New study says that OEMs must develop a new business model for plug-in cars
February 01, 2017
A study of consumers in countries including Germany and Norway has found that OEMs will need a new business model as they become mobility companies. This will require a focus on a vehicle’s total cost of ownership (TCO) rather than on purchase prices or traditional lease rates.
As plug-in electric vehicle (EV) sales – including pure electric vehicles and plug-in hybrids – gather pace, OEMs will need to highlight to the consumer the reduced cost of owning an EV compared to a traditional internal combustion engine (ICE) car over the lifetime of its use (TCO), once reduced fuel and maintenance costs are included. In other words, even though the initial purchase price may be higher, OEMs will need to make clear to consumers that EVs will save them money in the long term, including 20-40% lower maintenance costs over a five-year period. This will help OEMs to boost their EV sales and recover investment.
This is according to a new global online consumer survey on EV consumer preferences by McKinsey & Co. It involves one study surveying about 3400 consumers in Germany, Norway and the US, and a second survey of about 3500 consumers in China.
It says carmakers are on the verge of a great surge in demand for electric cars, with potential consumer interest strong, and highlights the strategies OEMs will need to adapt to take advantage of these market trends and build on consumer interest in EVs.
Both surveys show consumer interest in EVs is very strong, and that understanding of the technologies is improving, with about half of surveyed consumers in Germany and the US saying they understand how EVs work. Strong demand is being seen in Norway and China, and in Germany and the US 45% and 30% of vehicle buyers respectively consider an EV purchase today.
The study says the findings point to a vast opportunity for OEMs to run focussed marketing and consumer education campaigns to reach the other 50% of consumers not yet familiar with EVs and related technologies.

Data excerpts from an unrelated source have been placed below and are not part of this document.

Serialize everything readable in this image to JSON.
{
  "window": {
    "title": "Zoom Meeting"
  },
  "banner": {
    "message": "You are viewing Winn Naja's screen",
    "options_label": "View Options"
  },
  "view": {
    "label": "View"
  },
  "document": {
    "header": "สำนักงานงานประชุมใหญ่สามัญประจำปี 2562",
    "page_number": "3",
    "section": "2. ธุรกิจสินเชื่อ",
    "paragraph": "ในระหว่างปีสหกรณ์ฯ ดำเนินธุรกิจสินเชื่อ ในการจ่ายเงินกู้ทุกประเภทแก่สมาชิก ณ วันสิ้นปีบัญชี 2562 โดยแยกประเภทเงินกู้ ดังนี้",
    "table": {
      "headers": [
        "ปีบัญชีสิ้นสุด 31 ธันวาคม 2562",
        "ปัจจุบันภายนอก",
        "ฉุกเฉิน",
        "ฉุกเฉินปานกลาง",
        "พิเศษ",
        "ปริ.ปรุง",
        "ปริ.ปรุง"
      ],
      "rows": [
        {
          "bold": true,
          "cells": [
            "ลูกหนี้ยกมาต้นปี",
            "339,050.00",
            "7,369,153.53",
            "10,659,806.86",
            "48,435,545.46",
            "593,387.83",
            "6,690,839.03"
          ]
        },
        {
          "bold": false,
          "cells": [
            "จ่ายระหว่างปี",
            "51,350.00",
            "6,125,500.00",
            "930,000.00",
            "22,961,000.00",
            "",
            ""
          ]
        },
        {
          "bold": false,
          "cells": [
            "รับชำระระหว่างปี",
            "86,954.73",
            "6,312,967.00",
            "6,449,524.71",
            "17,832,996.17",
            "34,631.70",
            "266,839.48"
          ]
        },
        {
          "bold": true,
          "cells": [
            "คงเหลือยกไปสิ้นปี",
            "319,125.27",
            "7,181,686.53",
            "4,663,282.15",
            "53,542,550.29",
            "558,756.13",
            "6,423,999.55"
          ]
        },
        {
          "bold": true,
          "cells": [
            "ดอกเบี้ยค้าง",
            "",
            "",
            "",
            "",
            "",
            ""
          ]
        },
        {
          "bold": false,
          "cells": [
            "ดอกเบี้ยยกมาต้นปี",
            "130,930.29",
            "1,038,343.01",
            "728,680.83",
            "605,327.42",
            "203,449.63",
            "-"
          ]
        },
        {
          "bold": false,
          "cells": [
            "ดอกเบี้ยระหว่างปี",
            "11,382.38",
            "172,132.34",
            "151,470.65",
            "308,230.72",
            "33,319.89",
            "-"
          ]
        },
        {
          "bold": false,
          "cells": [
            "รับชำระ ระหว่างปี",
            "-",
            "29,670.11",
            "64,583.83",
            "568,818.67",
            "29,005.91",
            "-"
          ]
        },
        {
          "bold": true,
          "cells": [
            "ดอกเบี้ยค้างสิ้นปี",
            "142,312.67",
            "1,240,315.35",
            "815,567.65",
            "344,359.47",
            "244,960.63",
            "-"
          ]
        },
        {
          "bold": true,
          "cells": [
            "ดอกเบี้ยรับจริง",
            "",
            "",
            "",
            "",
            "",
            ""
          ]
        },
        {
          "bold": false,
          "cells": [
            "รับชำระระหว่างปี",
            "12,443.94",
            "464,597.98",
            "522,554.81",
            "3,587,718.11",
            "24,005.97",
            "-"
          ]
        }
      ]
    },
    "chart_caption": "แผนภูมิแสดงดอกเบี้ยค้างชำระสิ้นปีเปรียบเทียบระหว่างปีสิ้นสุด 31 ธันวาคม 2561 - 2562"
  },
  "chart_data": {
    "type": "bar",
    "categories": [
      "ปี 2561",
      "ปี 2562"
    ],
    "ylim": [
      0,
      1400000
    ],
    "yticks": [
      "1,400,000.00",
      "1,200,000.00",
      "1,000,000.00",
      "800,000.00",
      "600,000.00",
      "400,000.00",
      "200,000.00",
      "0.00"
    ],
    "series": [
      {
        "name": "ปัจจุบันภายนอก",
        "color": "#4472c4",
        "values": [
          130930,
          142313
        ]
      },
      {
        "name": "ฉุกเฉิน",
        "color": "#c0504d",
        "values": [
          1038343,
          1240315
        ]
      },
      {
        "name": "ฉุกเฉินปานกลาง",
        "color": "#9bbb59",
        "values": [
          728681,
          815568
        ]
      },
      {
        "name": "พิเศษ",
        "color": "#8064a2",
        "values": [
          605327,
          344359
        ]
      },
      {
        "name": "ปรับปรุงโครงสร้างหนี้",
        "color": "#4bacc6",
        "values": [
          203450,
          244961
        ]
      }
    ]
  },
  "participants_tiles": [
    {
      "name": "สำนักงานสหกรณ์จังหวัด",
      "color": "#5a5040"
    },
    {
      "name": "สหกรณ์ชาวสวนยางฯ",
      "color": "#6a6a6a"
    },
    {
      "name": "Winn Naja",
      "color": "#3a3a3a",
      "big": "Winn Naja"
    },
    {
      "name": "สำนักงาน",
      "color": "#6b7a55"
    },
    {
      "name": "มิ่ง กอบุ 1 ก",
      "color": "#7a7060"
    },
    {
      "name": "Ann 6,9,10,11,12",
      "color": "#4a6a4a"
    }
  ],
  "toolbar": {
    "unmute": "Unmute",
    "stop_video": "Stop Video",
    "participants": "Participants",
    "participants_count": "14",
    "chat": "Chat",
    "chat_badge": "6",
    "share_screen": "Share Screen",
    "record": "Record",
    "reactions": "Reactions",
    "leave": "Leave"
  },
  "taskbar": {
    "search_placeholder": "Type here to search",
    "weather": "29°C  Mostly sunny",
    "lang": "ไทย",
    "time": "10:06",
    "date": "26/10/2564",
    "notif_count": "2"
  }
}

However, McKinsey highlights serious challenges with the development of EVs, with competition for budget from ICE powertrains, automation and mobility services stifling their growth. This has held back the progress of addressing the key problems with current EV technology, keeping EV sales stuck around the 1% mark of total sales in the US and other key markets.
The first problem the study highlights is ‘unfavourable battery economics’, with the price of a 60kWh battery component still being too high, at $13,600 (€12,600) in 2016. There are also additional costs with building an EV including electric motors, high voltage wiring, on-board chargers and inverters.

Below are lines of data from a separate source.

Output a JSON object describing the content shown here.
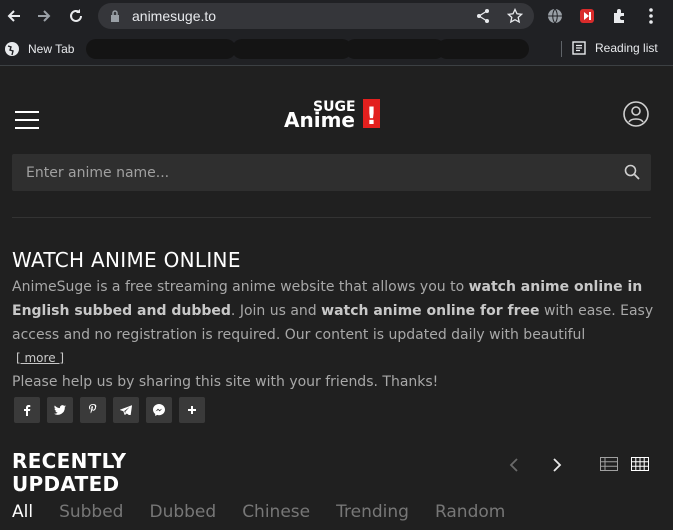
{
  "browser": {
    "url": "animesuge.to",
    "bookmarks": {
      "new_tab": "New Tab",
      "reading_list": "Reading list"
    },
    "icons": [
      "back-arrow-icon",
      "forward-arrow-icon",
      "reload-icon",
      "lock-icon",
      "share-icon",
      "star-icon",
      "globe-icon",
      "extension-red-icon",
      "puzzle-icon",
      "kebab-menu-icon",
      "reading-list-icon"
    ]
  },
  "site": {
    "logo": {
      "top": "SUGE",
      "main": "Anime",
      "bang": "!"
    },
    "search": {
      "placeholder": "Enter anime name..."
    },
    "watch": {
      "title": "WATCH ANIME ONLINE",
      "p1": "AnimeSuge is a free streaming anime website that allows you to ",
      "b1": "watch anime online in English subbed and dubbed",
      "p2": ". Join us and ",
      "b2": "watch anime online for free",
      "p3": " with ease. Easy access and no registration is required. Our content is updated daily with beautiful layouts,...",
      "more": "[ more ]",
      "share": "Please help us by sharing this site with your friends. Thanks!"
    },
    "social": [
      "facebook-icon",
      "twitter-icon",
      "pinterest-icon",
      "telegram-icon",
      "messenger-icon",
      "plus-icon"
    ],
    "recent": {
      "title": "RECENTLY UPDATED",
      "tabs": [
        "All",
        "Subbed",
        "Dubbed",
        "Chinese",
        "Trending",
        "Random"
      ],
      "active_tab": "All"
    },
    "colors": {
      "accent": "#e3201e",
      "bg": "#202020",
      "search_bg": "#2f2f2f"
    }
  }
}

Another problem is the ‘capital crunch’, with pressures on ICE engine emissions improvement and investments in autonomous and connected car technologies meaning little R&D budget is left for EV development.
Another problem is the ‘supply/demand mismatch’, with the premium market being served well by Tesla and others, but consumer needs not being met for smaller cars, SUVs and crossovers. Diversifying EV product offerings is seen as a key way to help sales grow.
The study highlights that traditional carmakers have a lot of opportunity to compete with Tesla because consumers indicated that their highest levels of trust in EV models overall came from established carmakers. The study emphasises great potential for established global carmakers that can develop EV-specific brands or sub-brands, such as Volkswagen’s new electric ID brand.
Long-term, McKinsey says the most successful carmakers will be the ones that integrate effectively the emerging markets in automation, electrification and mobility services – sharing both the success and cost burden and maximising ROI potential. Targeted marketing can address the city consumer segment that wants more options in simpler ‘less costly, purpose-built EVs with smaller battery packs and shorter ranges’, while other larger segments have high expectations for driving utility and longer range per charge, such as ‘urban families’ and ‘feature-focussed buyers’. EVs can also be strongly integrated with mobility services.
The study outlines that of those surveyed, 30% would prefer an EV over an ICE vehicle when using ‘e-hailing’ services, and about 35% would pay a premium to ride in an EV. Flexible car sharing models, whereby users use an EV during the week and then switch to a SUV at weekends help carmakers meet emissions regulations, and peer-to-peer car rental can help reach consumers who do not wish to own a car, as is increasingly the case with younger generations, and in turn can create a side source of income for EV owners.